La inversión en el pilar medioambiental no significa que no se generen beneficios, es más se puede crear mejores resultados y hacerlo así más atractivo para los inversores. Es más que nada una oportunidad para la empresa de operar en un entorno competitivo. Así lo demuestra un estudio del
departamento de análisis de Societe Generale en el que en los últimos 15 años si se detrae del índice MSCI World las empresas que producen mayores emisiones este índice registra un mejor comportamiento que el original.
Desde el punto de vista del inversor, normalmente no se paran a pensar en este pilar a la hora de decidir sus inversiones. 

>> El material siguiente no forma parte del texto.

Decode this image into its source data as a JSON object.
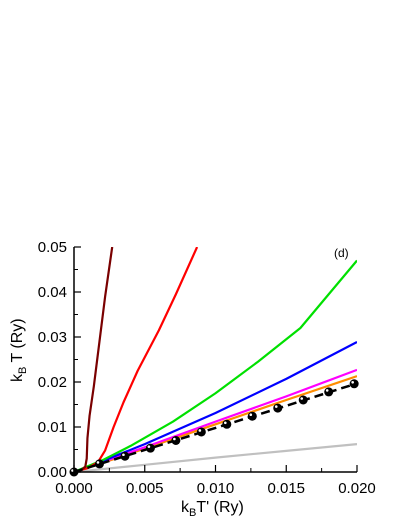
{
  "chart_data": {
    "type": "line",
    "panel_label": "(d)",
    "xlabel": {
      "prefix": "k",
      "sub": "B",
      "rest": "T' (Ry)"
    },
    "ylabel": {
      "prefix": "k",
      "sub": "B",
      "rest": " T (Ry)"
    },
    "xlim": [
      0,
      0.02
    ],
    "ylim": [
      0,
      0.05
    ],
    "xticks": [
      {
        "v": 0,
        "label": "0.000"
      },
      {
        "v": 0.005,
        "label": "0.005"
      },
      {
        "v": 0.01,
        "label": "0.010"
      },
      {
        "v": 0.015,
        "label": "0.015"
      },
      {
        "v": 0.02,
        "label": "0.020"
      }
    ],
    "yticks": [
      {
        "v": 0,
        "label": "0.00"
      },
      {
        "v": 0.01,
        "label": "0.01"
      },
      {
        "v": 0.02,
        "label": "0.02"
      },
      {
        "v": 0.03,
        "label": "0.03"
      },
      {
        "v": 0.04,
        "label": "0.04"
      },
      {
        "v": 0.05,
        "label": "0.05"
      }
    ],
    "grid": false,
    "series": [
      {
        "color": "#c0c0c0",
        "points": [
          [
            0,
            0
          ],
          [
            0.005,
            0.0016
          ],
          [
            0.01,
            0.0032
          ],
          [
            0.015,
            0.0047
          ],
          [
            0.02,
            0.0062
          ]
        ]
      },
      {
        "color": "#ff8c00",
        "points": [
          [
            0,
            0
          ],
          [
            0.002,
            0.002
          ],
          [
            0.005,
            0.0052
          ],
          [
            0.01,
            0.0106
          ],
          [
            0.015,
            0.016
          ],
          [
            0.02,
            0.0213
          ]
        ]
      },
      {
        "color": "#ff00ff",
        "points": [
          [
            0,
            0
          ],
          [
            0.002,
            0.0022
          ],
          [
            0.005,
            0.0055
          ],
          [
            0.01,
            0.0112
          ],
          [
            0.015,
            0.0168
          ],
          [
            0.02,
            0.0227
          ]
        ]
      },
      {
        "color": "#0000ff",
        "points": [
          [
            0,
            0
          ],
          [
            0.002,
            0.0024
          ],
          [
            0.005,
            0.0062
          ],
          [
            0.01,
            0.0131
          ],
          [
            0.015,
            0.0207
          ],
          [
            0.02,
            0.0289
          ]
        ]
      },
      {
        "color": "#00e000",
        "points": [
          [
            0,
            0
          ],
          [
            0.002,
            0.0026
          ],
          [
            0.004,
            0.0058
          ],
          [
            0.007,
            0.0112
          ],
          [
            0.01,
            0.0175
          ],
          [
            0.013,
            0.0245
          ],
          [
            0.016,
            0.032
          ],
          [
            0.02,
            0.047
          ]
        ]
      },
      {
        "color": "#ff0000",
        "points": [
          [
            0,
            0
          ],
          [
            0.001,
            0.0009
          ],
          [
            0.0017,
            0.0022
          ],
          [
            0.0022,
            0.0048
          ],
          [
            0.0028,
            0.01
          ],
          [
            0.0035,
            0.0155
          ],
          [
            0.0045,
            0.0225
          ],
          [
            0.006,
            0.0315
          ],
          [
            0.0072,
            0.0395
          ],
          [
            0.0087,
            0.05
          ]
        ]
      },
      {
        "color": "#7a0000",
        "points": [
          [
            0,
            0
          ],
          [
            0.0005,
            0.0004
          ],
          [
            0.0008,
            0.0012
          ],
          [
            0.0009,
            0.003
          ],
          [
            0.00095,
            0.0075
          ],
          [
            0.0011,
            0.0125
          ],
          [
            0.0014,
            0.019
          ],
          [
            0.0018,
            0.029
          ],
          [
            0.0022,
            0.039
          ],
          [
            0.0027,
            0.05
          ]
        ]
      },
      {
        "color": "#000000",
        "dash": true,
        "points": [
          [
            0,
            0
          ],
          [
            0.005,
            0.0049
          ],
          [
            0.01,
            0.0098
          ],
          [
            0.015,
            0.0147
          ],
          [
            0.02,
            0.0197
          ]
        ]
      }
    ],
    "markers": {
      "color": "#000000",
      "x": [
        0,
        0.0018,
        0.0036,
        0.0054,
        0.0072,
        0.009,
        0.0108,
        0.0126,
        0.0144,
        0.0162,
        0.018,
        0.0198
      ],
      "y": [
        0,
        0.0018,
        0.0035,
        0.0053,
        0.007,
        0.0089,
        0.0106,
        0.0124,
        0.0142,
        0.016,
        0.0178,
        0.0196
      ]
    }
  }
}
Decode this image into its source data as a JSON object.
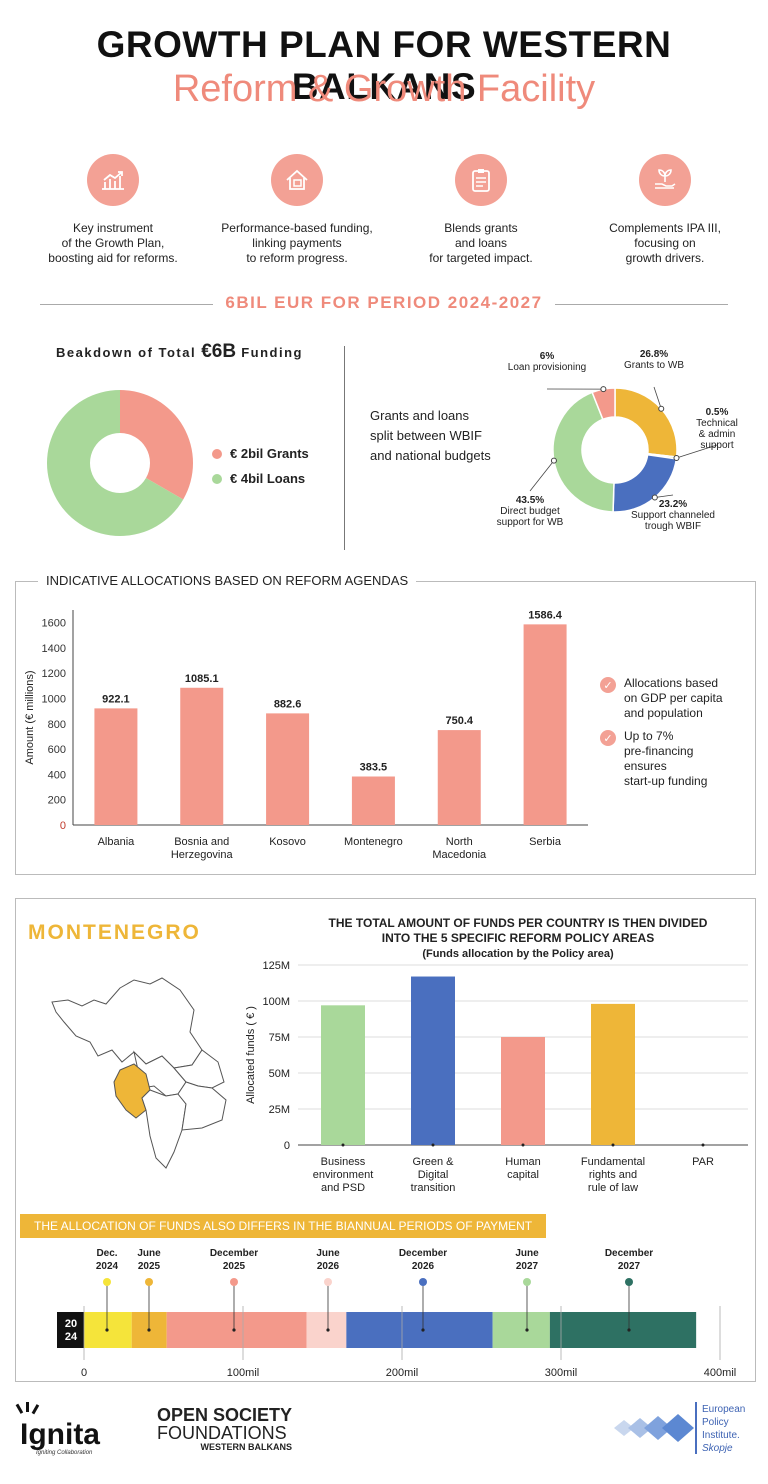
{
  "header": {
    "title": "GROWTH PLAN FOR WESTERN BALKANS",
    "subtitle": "Reform & Growth Facility"
  },
  "features": [
    {
      "icon": "chart-growth-icon",
      "text": "Key instrument\nof the Growth Plan,\nboosting aid for reforms."
    },
    {
      "icon": "house-money-icon",
      "text": "Performance-based funding,\nlinking payments\nto reform progress."
    },
    {
      "icon": "checklist-icon",
      "text": "Blends grants\nand loans\nfor targeted impact."
    },
    {
      "icon": "plant-hand-icon",
      "text": "Complements IPA III,\nfocusing on\ngrowth drivers."
    }
  ],
  "period_banner": "6BIL EUR FOR PERIOD 2024-2027",
  "breakdown": {
    "title": "Beakdown of Total",
    "title_amount": "€6B",
    "title_end": "Funding",
    "legend": [
      {
        "label": "€ 2bil Grants",
        "color": "#f3998b"
      },
      {
        "label": "€ 4bil Loans",
        "color": "#a9d89a"
      }
    ]
  },
  "split_text": "Grants and loans\nsplit between WBIF\nand national budgets",
  "chart_data": [
    {
      "type": "pie",
      "title": "Beakdown of Total €6B Funding",
      "categories": [
        "€ 2bil Grants",
        "€ 4bil Loans"
      ],
      "values": [
        2,
        4
      ],
      "colors": [
        "#f3998b",
        "#a9d89a"
      ]
    },
    {
      "type": "pie",
      "categories": [
        "Grants to WB",
        "Technical & admin support",
        "Support channeled trough WBIF",
        "Direct budget support for WB",
        "Loan provisioning"
      ],
      "values": [
        26.8,
        0.5,
        23.2,
        43.5,
        6
      ],
      "value_labels": [
        "26.8%",
        "0.5%",
        "23.2%",
        "43.5%",
        "6%"
      ],
      "colors": [
        "#eeb638",
        "#a9d89a",
        "#4a6fbf",
        "#a9d89a",
        "#f3998b"
      ]
    },
    {
      "type": "bar",
      "title": "INDICATIVE ALLOCATIONS BASED ON REFORM AGENDAS",
      "categories": [
        "Albania",
        "Bosnia and\nHerzegovina",
        "Kosovo",
        "Montenegro",
        "North\nMacedonia",
        "Serbia"
      ],
      "values": [
        922.1,
        1085.1,
        882.6,
        383.5,
        750.4,
        1586.4
      ],
      "value_labels": [
        "922.1",
        "1085.1",
        "882.6",
        "383.5",
        "750.4",
        "1586.4"
      ],
      "ylabel": "Amount (€ millions)",
      "ylim": [
        0,
        1700
      ],
      "yticks": [
        0,
        200,
        400,
        600,
        800,
        1000,
        1200,
        1400,
        1600
      ],
      "color": "#f3998b"
    },
    {
      "type": "bar",
      "title": "THE TOTAL AMOUNT OF FUNDS PER COUNTRY IS THEN DIVIDED\nINTO THE 5 SPECIFIC REFORM POLICY AREAS",
      "subtitle": "(Funds allocation by the Policy area)",
      "categories": [
        "Business\nenvironment\nand PSD",
        "Green &\nDigital\ntransition",
        "Human\ncapital",
        "Fundamental\nrights and\nrule of law",
        "PAR"
      ],
      "values": [
        97,
        117,
        75,
        98,
        0
      ],
      "colors": [
        "#a9d89a",
        "#4a6fbf",
        "#f3998b",
        "#eeb638",
        "#cccccc"
      ],
      "ylabel": "Allocated funds ( € )",
      "ylim": [
        0,
        125
      ],
      "yticks": [
        0,
        25,
        50,
        75,
        100,
        125
      ],
      "ytick_labels": [
        "0",
        "25M",
        "50M",
        "75M",
        "100M",
        "125M"
      ]
    },
    {
      "type": "bar",
      "title": "THE ALLOCATION OF FUNDS ALSO DIFFERS IN THE BIANNUAL PERIODS OF PAYMENT",
      "orientation": "stacked-horizontal",
      "xlim": [
        0,
        400
      ],
      "xticks": [
        0,
        100,
        200,
        300,
        400
      ],
      "xtick_labels": [
        "0",
        "100mil",
        "200mil",
        "300mil",
        "400mil"
      ],
      "year_label": "20\n24",
      "segments": [
        {
          "label": "Dec.\n2024",
          "start": 0,
          "end": 30,
          "color": "#f5e43a"
        },
        {
          "label": "June\n2025",
          "start": 30,
          "end": 52,
          "color": "#eeb638"
        },
        {
          "label": "December\n2025",
          "start": 52,
          "end": 140,
          "color": "#f3998b"
        },
        {
          "label": "June\n2026",
          "start": 140,
          "end": 165,
          "color": "#fad3cc"
        },
        {
          "label": "December\n2026",
          "start": 165,
          "end": 257,
          "color": "#4a6fbf"
        },
        {
          "label": "June\n2027",
          "start": 257,
          "end": 293,
          "color": "#a9d89a"
        },
        {
          "label": "December\n2027",
          "start": 293,
          "end": 385,
          "color": "#2e7163"
        }
      ]
    }
  ],
  "notes": [
    "Allocations based\non GDP per capita\nand population",
    "Up to 7%\npre-financing\nensures\nstart-up funding"
  ],
  "montenegro_label": "MONTENEGRO",
  "footer": {
    "ignita": "Ignita",
    "ignita_tag": "Igniting Collaboration",
    "osf_line1": "OPEN SOCIETY",
    "osf_line2": "FOUNDATIONS",
    "osf_line3": "WESTERN BALKANS",
    "epi_line1": "European",
    "epi_line2": "Policy",
    "epi_line3": "Institute.",
    "epi_line4": "Skopje"
  }
}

Se elige normalmente entre las grandes categorías de activos evaluando los ratios tradicionales de selección de inversiones, ya sea fondos, ya sea contado, sin parar se a pensar en esta categoría de inversión.
Es más un ramo enfocado a la inversión institucional, fondos de pensiones en su mayoría.
Como conclusiones a lo escrito se puede decir que:
  • La preocupación por el medio ambiente ha sido una constante de estudio y propuestas de resolución por las ciencias económicas. 
  • Se ha ido evolucionando desde la perspectiva macroeconómica a la microeconómica desarrollándose así la Responsabilidad Social Corporativa de las empresas unido a la Inversión socialmente Responsable.
  • En la RSC e ISR el medioambiente es uno de los tres pilares que costa la estrategia.
  • Actualmente cualquier gran empresa cuanta con un pilar medioambiental dentro de su estrategia de inversión. No obstante puede que no los cumplan.
  • En el mercado financiero existe escasez de oferta de productos que primen en su inversión el respeto al medio ambiente.
  • El inversor prima más la rentabilidad creyendo que las inversiones en renovables no ofrecen altos retornos.
  • Un estudio de Societe Generale desmitifica esa creencia.
  • Queda mucho por hacer empezando por la educación medioambiental.